Fulminant and Fatal: Two Strongyloidiasis Cases in HTLV-1 Patients
A 30 year old, 25 week pregnant patient from Haiti was admitted to the Obstetrics service for abdominal pain; presumptive diagnoses was abruptio placenta vs fibroid degeneration. She later developed acute hypoxic respiratory failure and septic shock. She had a still birth delivery, and died after one week in ICU. Respiratory and stool specimens showed S.stercoralis rhabditiform larvae. She was on antibacterials and Ivermectin, and was positive for HTLV-1. Autopsy findings reveal diffuse bronchopneumonia with bilateral hemorrhagic lungs, likely from S. Stercoralis hyperinfection and E. coli.
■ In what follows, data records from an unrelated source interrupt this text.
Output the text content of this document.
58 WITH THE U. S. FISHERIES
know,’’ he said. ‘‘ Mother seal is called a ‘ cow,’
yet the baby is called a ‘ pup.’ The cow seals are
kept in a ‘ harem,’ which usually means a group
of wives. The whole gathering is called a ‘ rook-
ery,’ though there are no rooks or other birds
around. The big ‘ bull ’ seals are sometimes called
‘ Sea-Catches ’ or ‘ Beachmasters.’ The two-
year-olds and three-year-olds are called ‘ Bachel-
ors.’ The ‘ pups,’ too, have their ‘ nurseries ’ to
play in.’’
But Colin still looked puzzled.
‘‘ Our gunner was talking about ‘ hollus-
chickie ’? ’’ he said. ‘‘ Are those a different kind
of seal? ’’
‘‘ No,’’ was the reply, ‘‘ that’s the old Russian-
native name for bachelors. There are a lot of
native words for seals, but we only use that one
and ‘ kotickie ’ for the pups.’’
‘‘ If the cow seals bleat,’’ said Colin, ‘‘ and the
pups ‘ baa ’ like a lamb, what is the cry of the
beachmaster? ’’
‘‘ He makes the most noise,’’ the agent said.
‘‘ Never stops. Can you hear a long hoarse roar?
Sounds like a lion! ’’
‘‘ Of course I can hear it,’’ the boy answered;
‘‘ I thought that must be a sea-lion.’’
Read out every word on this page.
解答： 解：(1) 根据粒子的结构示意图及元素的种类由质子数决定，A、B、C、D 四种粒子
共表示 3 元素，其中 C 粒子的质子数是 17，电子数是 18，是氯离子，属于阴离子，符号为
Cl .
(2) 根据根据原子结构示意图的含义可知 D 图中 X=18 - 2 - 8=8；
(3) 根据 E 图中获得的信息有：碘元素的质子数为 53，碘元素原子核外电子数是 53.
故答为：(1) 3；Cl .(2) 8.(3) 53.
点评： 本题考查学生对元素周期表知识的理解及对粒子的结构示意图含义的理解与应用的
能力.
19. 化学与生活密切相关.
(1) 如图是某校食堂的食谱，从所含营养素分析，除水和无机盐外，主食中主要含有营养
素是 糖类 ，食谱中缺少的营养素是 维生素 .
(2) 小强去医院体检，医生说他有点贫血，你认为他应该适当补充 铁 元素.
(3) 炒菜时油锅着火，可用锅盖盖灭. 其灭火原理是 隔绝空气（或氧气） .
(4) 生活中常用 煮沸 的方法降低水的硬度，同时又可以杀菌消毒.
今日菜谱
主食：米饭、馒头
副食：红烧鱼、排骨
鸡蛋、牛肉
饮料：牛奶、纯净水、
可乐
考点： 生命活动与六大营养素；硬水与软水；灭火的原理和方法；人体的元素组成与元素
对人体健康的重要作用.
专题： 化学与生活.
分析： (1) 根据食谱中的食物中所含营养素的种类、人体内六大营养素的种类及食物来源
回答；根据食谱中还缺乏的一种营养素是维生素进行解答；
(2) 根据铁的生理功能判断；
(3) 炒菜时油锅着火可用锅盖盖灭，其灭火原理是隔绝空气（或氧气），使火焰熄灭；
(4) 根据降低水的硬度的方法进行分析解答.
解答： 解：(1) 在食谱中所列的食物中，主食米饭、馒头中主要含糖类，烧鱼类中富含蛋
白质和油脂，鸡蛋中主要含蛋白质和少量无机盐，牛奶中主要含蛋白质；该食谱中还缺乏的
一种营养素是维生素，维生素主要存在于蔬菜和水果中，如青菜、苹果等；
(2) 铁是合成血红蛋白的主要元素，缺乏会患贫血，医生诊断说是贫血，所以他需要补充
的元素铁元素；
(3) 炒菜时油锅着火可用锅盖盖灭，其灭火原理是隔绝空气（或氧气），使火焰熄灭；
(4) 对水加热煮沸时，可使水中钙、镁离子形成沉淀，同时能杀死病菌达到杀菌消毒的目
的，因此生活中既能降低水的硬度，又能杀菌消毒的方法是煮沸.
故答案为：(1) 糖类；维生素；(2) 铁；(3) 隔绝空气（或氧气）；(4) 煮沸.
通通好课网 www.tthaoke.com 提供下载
A 61 year old female from Jamaica presents with weight loss and altered mental status. She had fever, cachexia, ascites, severe electrolyte disturbances and anemia. Her course was complicated by acute hypoxic respiratory failure, septic shock and polymicrobial bacteremia (Escherichia coli and Staphylococcus aureus). She developed skin changes thought to be necrotizing fasciitis on CT scan. Respiratory and stool microscopy were positive for S. stercoralis, and she was also positive for HTLV1. After treatment failure with oral Ivermectin, she was given oral then rectal Ivermectin mixed with 40% ethanol, and Albendazole. She improved with a prolonged course of Ivermectin. Patient had invasive S.stercoralis with cutaneous, respiratory, GI involvement causing polymicrobial sepsis.
Results: Disseminated Strongyloidosis with HTLV-1 Co-infection
These cases illustrate the mortality and morbidity of disseminated S. stercoralis in HTLV-1 co-infections. Pregnancy further enhanced the infection, which became rapidly lethal. In the second case, malnutrition and extensive GI involvement likely contributed to dissemination and caused treatment failure with standard Ivermectin treatment. Early consideration of Strongyloidiasis and HTLV-1 co-infections in patients from areas such as Caribbean and Japan, may reduce the morbidity of the infection.